I have been here long enough to see pictures released by the Iranian regime clearly showing commerically western available GPS/INS components installed on drones. Aaww whats the matter? I though Iran had "decades of experience thanks to legacy design", yet you could not even make a simple GPS/INS system? Guess who found your president when his heli was down, was it Iranian drones? Nope it was a Turkish made drone with Turkish made FLIR.
Basic kamikaze drones have been around for many decades; you neither created nor revolutionized them by any stretch. Their prominence literally came after the Karabakh war, with Israeli Harpy's and Harops being used effectively within that conflict. So I literally don't understand what's there to boast about when all you are is a sweatshop for Russia to make cheap and basic drones. Your trajectory was also buying all the crap from Russia because you lacked the necessary technology, production capacity, know-how, and resources to make it yourself. If you can't even make MRAP's or basic APC's then wtf made you think it was a worthy endeavor to compare yourself to others lol.

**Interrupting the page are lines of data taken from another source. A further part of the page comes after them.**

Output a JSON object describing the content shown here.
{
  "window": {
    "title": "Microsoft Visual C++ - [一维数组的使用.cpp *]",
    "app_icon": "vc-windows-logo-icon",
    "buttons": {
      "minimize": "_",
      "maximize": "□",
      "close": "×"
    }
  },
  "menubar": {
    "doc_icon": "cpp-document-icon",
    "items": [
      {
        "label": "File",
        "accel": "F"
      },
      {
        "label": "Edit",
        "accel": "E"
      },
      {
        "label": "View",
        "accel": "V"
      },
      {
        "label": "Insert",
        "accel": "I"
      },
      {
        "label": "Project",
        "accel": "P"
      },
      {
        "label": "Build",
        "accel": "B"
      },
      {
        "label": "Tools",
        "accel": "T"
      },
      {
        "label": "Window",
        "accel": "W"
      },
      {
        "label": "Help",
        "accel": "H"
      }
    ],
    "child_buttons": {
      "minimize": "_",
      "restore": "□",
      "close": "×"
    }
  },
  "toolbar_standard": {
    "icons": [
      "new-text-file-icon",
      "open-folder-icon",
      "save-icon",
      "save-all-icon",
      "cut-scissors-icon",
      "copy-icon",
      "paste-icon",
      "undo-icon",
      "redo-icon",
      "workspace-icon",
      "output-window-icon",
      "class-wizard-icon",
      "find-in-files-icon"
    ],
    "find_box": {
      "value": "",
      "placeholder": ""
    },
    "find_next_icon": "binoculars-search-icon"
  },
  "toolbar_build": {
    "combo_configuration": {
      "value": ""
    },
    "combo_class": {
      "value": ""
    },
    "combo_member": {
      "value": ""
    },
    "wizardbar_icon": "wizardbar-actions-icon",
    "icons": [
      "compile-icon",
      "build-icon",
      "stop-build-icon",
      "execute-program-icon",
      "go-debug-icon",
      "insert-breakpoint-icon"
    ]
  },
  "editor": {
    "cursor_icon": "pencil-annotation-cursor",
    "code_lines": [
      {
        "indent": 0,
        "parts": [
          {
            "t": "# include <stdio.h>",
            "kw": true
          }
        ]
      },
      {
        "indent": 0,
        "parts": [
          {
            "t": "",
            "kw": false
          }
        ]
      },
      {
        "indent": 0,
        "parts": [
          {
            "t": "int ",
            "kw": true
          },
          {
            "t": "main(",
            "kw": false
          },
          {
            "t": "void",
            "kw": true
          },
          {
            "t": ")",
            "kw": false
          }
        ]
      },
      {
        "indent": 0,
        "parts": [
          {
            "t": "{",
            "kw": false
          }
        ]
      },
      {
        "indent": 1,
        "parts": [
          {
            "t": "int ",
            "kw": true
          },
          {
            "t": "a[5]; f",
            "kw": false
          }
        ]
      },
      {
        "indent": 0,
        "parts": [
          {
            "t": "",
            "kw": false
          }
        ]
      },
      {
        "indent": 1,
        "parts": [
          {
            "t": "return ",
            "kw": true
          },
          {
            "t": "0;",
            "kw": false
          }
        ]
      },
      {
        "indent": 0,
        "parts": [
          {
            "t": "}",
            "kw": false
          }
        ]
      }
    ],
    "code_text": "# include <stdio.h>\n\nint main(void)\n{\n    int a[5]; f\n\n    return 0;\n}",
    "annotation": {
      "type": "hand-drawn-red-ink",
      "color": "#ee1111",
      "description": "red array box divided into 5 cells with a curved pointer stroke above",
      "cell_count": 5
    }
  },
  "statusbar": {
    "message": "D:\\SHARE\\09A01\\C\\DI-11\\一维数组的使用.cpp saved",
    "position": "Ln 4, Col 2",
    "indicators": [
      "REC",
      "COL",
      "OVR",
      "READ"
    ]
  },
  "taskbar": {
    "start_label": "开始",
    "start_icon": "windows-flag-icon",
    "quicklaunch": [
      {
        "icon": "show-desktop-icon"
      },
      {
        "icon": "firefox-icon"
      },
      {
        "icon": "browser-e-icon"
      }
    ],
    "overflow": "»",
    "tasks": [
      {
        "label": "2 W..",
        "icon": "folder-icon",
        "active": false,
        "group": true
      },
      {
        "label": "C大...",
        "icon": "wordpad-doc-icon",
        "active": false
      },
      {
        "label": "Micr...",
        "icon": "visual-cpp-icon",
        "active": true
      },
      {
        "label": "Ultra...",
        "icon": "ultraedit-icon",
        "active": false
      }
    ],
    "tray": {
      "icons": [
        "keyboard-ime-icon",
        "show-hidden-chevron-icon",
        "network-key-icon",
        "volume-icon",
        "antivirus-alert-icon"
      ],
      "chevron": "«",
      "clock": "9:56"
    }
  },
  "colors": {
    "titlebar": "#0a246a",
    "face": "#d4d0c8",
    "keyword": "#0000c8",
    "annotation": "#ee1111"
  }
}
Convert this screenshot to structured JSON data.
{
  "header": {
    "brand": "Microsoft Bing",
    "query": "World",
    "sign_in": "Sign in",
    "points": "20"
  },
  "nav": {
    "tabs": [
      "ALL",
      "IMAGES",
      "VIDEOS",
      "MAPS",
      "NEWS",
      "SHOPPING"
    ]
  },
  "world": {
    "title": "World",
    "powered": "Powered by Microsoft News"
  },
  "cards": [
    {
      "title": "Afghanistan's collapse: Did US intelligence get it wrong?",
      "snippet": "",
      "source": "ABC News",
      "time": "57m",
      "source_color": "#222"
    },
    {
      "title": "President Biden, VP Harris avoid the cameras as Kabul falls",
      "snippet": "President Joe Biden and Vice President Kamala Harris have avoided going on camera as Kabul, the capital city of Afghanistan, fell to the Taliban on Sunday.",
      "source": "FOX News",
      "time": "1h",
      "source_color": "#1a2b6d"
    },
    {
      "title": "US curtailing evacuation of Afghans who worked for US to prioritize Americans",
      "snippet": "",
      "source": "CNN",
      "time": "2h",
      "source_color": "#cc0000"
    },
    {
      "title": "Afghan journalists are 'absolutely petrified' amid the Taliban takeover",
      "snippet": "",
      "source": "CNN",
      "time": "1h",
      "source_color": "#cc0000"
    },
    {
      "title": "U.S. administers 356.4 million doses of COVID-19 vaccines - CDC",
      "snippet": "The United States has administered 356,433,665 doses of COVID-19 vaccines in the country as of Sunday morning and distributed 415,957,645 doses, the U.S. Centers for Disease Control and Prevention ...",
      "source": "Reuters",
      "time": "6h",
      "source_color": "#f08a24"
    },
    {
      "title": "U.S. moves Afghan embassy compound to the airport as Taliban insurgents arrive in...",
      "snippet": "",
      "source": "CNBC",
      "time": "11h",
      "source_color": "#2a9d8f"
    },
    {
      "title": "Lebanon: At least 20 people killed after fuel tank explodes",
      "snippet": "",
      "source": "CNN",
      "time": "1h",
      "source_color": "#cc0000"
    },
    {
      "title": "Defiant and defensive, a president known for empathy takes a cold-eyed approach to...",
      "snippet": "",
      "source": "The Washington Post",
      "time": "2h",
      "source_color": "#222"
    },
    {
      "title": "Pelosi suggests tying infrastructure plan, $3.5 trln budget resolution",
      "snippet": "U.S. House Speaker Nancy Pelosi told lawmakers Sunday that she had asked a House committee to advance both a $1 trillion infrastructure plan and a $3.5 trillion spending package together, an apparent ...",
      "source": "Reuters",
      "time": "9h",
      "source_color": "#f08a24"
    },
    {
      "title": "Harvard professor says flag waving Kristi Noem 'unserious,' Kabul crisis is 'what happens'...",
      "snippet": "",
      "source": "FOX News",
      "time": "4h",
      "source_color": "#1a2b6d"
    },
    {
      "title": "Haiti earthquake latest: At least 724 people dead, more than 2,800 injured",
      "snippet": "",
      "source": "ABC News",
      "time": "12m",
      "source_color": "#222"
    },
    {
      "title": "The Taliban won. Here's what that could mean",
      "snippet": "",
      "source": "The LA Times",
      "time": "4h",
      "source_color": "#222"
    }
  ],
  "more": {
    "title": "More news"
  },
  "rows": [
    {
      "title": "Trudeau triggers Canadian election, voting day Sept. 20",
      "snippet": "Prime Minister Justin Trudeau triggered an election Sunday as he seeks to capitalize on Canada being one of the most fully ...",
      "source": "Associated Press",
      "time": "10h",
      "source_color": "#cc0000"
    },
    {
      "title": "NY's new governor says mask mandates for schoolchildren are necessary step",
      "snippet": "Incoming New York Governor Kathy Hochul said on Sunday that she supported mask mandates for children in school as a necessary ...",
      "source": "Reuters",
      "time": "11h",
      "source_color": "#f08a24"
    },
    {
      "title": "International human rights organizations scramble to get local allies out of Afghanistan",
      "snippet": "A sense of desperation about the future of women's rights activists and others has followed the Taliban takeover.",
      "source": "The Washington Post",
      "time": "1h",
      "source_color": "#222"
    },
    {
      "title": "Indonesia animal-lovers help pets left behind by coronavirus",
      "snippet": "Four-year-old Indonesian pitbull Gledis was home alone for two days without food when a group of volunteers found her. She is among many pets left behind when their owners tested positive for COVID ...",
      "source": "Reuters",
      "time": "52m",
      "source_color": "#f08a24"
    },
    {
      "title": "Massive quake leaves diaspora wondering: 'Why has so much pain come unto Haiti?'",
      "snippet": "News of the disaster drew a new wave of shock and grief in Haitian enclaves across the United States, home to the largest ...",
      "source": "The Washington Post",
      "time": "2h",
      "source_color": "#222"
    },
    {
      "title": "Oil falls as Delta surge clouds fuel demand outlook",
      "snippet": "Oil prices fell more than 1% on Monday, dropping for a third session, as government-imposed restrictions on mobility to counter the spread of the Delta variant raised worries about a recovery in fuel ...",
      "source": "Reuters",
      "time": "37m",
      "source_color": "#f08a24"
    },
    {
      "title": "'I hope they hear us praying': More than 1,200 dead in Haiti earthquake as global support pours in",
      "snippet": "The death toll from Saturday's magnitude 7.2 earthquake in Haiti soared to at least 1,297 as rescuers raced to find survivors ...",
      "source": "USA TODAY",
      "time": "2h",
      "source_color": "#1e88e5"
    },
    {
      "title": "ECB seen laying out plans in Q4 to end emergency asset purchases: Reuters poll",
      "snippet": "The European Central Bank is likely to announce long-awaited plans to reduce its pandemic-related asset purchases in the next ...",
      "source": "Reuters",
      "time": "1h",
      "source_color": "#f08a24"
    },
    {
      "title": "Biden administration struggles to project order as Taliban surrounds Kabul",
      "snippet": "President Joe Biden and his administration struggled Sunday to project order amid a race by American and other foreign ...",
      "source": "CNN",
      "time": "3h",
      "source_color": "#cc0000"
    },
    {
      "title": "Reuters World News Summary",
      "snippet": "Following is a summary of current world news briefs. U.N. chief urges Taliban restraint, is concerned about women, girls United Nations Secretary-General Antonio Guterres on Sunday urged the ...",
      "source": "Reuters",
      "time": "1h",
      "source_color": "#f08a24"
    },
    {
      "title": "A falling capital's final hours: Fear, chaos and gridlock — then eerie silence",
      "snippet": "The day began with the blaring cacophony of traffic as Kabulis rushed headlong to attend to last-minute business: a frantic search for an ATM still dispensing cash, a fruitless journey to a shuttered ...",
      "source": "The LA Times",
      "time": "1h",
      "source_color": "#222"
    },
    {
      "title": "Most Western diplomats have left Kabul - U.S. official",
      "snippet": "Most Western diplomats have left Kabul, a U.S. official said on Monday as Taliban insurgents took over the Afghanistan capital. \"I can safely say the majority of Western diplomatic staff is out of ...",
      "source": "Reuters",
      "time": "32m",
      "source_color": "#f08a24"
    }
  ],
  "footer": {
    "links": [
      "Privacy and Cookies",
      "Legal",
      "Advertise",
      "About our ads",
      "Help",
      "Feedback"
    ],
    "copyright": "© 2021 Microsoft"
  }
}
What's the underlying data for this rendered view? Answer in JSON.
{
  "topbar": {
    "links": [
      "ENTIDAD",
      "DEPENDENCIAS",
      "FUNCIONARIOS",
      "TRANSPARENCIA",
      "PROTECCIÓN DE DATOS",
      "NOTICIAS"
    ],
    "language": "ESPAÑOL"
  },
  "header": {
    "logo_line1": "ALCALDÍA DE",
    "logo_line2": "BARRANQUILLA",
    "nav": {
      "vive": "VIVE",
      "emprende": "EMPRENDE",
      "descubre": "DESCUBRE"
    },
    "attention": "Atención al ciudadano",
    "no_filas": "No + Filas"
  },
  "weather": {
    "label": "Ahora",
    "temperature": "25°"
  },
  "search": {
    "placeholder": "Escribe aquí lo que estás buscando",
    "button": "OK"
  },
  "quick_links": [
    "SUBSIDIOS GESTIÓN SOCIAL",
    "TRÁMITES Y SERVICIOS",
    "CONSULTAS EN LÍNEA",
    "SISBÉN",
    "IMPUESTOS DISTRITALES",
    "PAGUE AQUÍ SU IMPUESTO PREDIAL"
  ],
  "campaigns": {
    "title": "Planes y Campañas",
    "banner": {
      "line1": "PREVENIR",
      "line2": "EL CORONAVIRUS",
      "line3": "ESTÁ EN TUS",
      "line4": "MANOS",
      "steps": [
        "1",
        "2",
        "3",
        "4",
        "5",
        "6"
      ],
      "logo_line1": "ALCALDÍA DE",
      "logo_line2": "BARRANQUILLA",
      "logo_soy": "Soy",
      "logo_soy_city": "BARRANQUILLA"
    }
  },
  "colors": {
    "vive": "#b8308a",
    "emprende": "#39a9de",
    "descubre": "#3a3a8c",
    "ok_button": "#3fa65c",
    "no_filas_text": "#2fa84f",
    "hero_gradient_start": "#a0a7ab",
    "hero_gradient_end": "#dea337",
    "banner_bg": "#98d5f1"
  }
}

Iran is in that position because of your own actions and choices, don't try to play the victim after trying to export a violent revolution to other countries and destabilizing them by supporting proxies. Which brings me to the next point: your GDP-to-debt is low precisely because you are completely excluded from international financial institutions and systems, not because of some noble goal to remain debt-free lol. To frame Turkish debt in that light is one of the most blatant misrepresentations of facts I have ever seen. Turkey literally has one of the lowest GDP-to-debt ratios in the world, with only 24%, and it continues to shrink each year, according to the
IMF and Worldbank.
To sum it all up, trying to diminish other countries to make yours seem better for the terrible decisions they have made are the symptoms of a failed society and state. Try to fix your shit before you come at others with half-assed zealous remarks.